# looking for plans - Hargreaves coal tugs/barges



## David Hathaway (Jul 27, 2007)

I would like to get hold of a set of scale drawings for the small pusher tugs and coal barges operated by Hargreaves on the Aire and Calder Navigation up till about 2004.

The barges were about 56' by 17' and could carry about 160 tons of coal. The tugs were slightly smaller.

They ran a shuttle service between a coal mine and a coal fired power station (until the mine was exhausted in 2004).

Does anyone know where I can get a set of drawings? Or know a magazine or book that has drawings? Where were the tugs and barges built? Is Hargreaves still operating?

Any help appreciated

David Hathaway


----------



## andybaldock (Dec 24, 2007)

*Hargreaves pans.*

Hi David,

I was a skipper on Tug 108 for a while on the Aire and Calder canal, and the Trent. The pans would carry 170 tonnes, a set of three had a target of around 510 tonnes depending on how leaky they were. 

The colliery in question was Kellingley which is still in full production. It stopped supplying ferrybridge power-station around 2004 because of newly introduced emission laws limiting sulphur content in the coal burnt there. Since then the plant has been retro fitted with de-sulphurisation equipment, and coal is again flowing between Kellingley and ferrybridge, but not by canal.
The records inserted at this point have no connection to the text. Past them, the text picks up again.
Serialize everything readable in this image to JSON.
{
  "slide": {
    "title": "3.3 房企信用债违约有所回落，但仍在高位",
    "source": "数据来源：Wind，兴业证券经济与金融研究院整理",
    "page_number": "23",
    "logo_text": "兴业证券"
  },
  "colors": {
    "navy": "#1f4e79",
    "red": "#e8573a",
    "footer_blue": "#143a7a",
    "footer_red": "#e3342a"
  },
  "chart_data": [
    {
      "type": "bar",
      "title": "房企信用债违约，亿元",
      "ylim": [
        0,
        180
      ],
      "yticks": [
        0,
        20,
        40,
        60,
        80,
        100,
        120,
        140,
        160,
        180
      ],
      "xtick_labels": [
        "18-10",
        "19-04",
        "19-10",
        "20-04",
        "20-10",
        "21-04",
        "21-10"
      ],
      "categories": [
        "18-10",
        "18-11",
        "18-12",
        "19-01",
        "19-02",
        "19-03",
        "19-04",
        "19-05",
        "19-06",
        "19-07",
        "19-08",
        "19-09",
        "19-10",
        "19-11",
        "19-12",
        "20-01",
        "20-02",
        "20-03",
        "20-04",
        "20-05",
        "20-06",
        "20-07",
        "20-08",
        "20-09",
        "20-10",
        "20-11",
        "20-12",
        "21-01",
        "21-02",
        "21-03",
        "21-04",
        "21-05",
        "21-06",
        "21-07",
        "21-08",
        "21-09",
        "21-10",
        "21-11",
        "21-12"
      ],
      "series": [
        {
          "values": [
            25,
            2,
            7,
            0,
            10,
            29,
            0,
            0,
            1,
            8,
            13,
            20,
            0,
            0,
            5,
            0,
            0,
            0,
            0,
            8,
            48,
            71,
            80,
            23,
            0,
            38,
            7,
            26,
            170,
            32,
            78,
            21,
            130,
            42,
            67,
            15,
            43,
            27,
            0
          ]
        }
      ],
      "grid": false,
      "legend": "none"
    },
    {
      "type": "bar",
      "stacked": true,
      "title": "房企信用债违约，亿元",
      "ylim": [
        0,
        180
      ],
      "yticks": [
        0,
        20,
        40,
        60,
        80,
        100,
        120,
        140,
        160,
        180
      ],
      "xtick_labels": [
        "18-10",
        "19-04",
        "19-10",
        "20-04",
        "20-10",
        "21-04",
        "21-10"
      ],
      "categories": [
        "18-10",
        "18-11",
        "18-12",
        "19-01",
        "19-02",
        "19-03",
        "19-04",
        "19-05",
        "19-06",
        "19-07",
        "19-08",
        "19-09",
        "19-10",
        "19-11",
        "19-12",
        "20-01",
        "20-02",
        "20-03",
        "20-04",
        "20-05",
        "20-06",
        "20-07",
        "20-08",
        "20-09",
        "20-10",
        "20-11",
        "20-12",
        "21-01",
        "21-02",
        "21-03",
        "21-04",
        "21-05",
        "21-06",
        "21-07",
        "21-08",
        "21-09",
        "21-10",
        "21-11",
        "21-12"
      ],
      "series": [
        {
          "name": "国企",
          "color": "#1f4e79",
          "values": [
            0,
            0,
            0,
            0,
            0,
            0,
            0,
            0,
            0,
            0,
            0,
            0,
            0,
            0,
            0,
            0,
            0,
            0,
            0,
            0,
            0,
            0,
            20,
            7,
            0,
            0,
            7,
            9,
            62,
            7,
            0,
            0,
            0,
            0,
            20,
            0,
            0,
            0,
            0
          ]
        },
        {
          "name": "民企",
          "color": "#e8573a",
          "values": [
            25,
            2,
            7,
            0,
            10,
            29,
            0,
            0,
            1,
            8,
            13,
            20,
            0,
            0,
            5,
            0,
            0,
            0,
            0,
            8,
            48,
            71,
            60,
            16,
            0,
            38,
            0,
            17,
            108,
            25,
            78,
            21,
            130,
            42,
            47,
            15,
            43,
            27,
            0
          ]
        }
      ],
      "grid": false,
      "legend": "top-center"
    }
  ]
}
You could contact Hargreaves Canal services, lock lane, Castleford West Yorkshire who may be able to help you with Plans. The tugs were re-engined twice, starting off with dorman diesels, then Kelvin R6, then Volvo penta 180 h.p. units. They were slow and incredibly noisy.

Best regards,
Andy Baldock


----------



## R58484956 (Apr 19, 2004)

Greetings Andy and a warm welcome to *SN* on your first informative post. Bon voyage.


----------